Pour le politologue Dominique Reynié (directeur de la Fondapol), Médiapart en fait beaucoup autour des révélations sur François de Rugy… Il appelle les journalistes et citoyens à garder leur esprit critique avant que de se joindre à cette cabale et dénonce l’excès de pouvoir du journal d’Edwy Plenel.

Martin Pimentel. Mediapart feuilletonne depuis cinq jours des révélations « pseudo-fracassantes » sur le Ministre de la Transition écologique. Dîners mondains passés, location nantaise et travaux dans son Ministère sont regardés de très près. Qu’est-ce que vous inspire cette affaire ?
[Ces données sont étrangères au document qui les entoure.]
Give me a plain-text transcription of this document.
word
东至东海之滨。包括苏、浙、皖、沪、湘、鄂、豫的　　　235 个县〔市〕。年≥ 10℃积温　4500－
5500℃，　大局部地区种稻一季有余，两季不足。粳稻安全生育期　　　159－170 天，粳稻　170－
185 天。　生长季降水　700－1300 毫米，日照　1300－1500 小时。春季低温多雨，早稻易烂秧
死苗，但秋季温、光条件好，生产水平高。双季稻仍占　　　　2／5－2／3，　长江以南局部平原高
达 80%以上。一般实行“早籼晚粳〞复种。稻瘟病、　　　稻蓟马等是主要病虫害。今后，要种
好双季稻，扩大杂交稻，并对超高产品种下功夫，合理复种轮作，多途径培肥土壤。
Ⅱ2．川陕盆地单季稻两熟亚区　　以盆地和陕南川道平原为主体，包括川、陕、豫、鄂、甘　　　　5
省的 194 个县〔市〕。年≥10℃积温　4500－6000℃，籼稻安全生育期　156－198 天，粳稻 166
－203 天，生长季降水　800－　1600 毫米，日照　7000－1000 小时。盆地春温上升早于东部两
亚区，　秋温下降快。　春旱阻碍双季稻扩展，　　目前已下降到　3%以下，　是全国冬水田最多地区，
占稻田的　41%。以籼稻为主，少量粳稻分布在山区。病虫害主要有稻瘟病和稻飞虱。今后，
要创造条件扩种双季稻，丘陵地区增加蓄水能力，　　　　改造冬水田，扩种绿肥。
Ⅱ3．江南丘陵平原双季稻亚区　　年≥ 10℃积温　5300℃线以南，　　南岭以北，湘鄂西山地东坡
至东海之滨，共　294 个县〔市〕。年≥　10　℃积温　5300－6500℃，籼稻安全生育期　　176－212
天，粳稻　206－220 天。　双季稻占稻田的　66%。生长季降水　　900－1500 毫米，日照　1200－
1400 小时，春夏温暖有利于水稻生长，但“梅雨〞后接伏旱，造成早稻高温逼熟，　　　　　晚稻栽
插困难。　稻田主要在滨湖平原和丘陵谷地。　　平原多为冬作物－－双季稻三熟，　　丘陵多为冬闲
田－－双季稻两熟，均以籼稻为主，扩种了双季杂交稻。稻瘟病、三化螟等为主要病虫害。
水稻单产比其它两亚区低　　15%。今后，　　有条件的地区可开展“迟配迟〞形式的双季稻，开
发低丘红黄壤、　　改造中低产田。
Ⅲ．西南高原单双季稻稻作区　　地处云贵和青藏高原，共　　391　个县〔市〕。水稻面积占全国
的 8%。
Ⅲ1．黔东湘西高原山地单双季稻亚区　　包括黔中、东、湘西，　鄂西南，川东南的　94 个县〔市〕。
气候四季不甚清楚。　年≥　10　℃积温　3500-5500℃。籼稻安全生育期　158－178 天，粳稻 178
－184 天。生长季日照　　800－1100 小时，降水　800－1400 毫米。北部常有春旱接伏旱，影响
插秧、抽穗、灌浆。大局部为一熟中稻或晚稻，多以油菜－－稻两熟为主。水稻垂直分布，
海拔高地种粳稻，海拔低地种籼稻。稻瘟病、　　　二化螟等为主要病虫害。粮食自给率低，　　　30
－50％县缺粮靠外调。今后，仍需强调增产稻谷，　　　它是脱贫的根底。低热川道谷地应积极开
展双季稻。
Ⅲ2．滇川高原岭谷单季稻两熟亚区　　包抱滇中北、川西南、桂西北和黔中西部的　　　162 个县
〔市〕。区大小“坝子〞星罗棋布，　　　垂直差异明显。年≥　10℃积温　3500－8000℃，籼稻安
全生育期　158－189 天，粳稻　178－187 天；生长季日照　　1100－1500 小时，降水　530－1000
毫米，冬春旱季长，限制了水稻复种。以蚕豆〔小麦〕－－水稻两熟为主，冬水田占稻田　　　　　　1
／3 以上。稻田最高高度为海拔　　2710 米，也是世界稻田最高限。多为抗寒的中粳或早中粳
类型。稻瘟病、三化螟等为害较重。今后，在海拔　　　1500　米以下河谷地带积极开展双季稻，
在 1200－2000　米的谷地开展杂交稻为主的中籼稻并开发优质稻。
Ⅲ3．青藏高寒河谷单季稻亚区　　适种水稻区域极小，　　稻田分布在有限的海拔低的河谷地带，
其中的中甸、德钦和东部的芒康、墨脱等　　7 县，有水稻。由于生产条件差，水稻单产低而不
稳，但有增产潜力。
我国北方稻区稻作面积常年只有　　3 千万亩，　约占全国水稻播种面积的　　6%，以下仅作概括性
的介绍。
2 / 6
Dominique Reynié. Quand les citoyens font confiance à la presse – du moins ceux qui la lisent – ils pensent que les sujets abordés ont de solides raisons de l’être. Si après coup, en creusant, il apparaît que les faits relatés sont exagérés, il en coûte une dégradation supplémentaire du jugement porté sur la presse… Il peut bien-sûr y avoir des erreurs sur des faits ou des désaccords sur leur interprétation, mais là nous avons assisté à autre chose. Une sorte de procès a surgi, à l’initiative d’institutions auxquelles le législateur n’a pas donné compétence en la matière. Les méthodes du procès de fait relèvent de la pire des justices, une justice à charge, où la condamnation de l’accusé est immédiate et sans appel, où il ne peut y avoir aucune innocence !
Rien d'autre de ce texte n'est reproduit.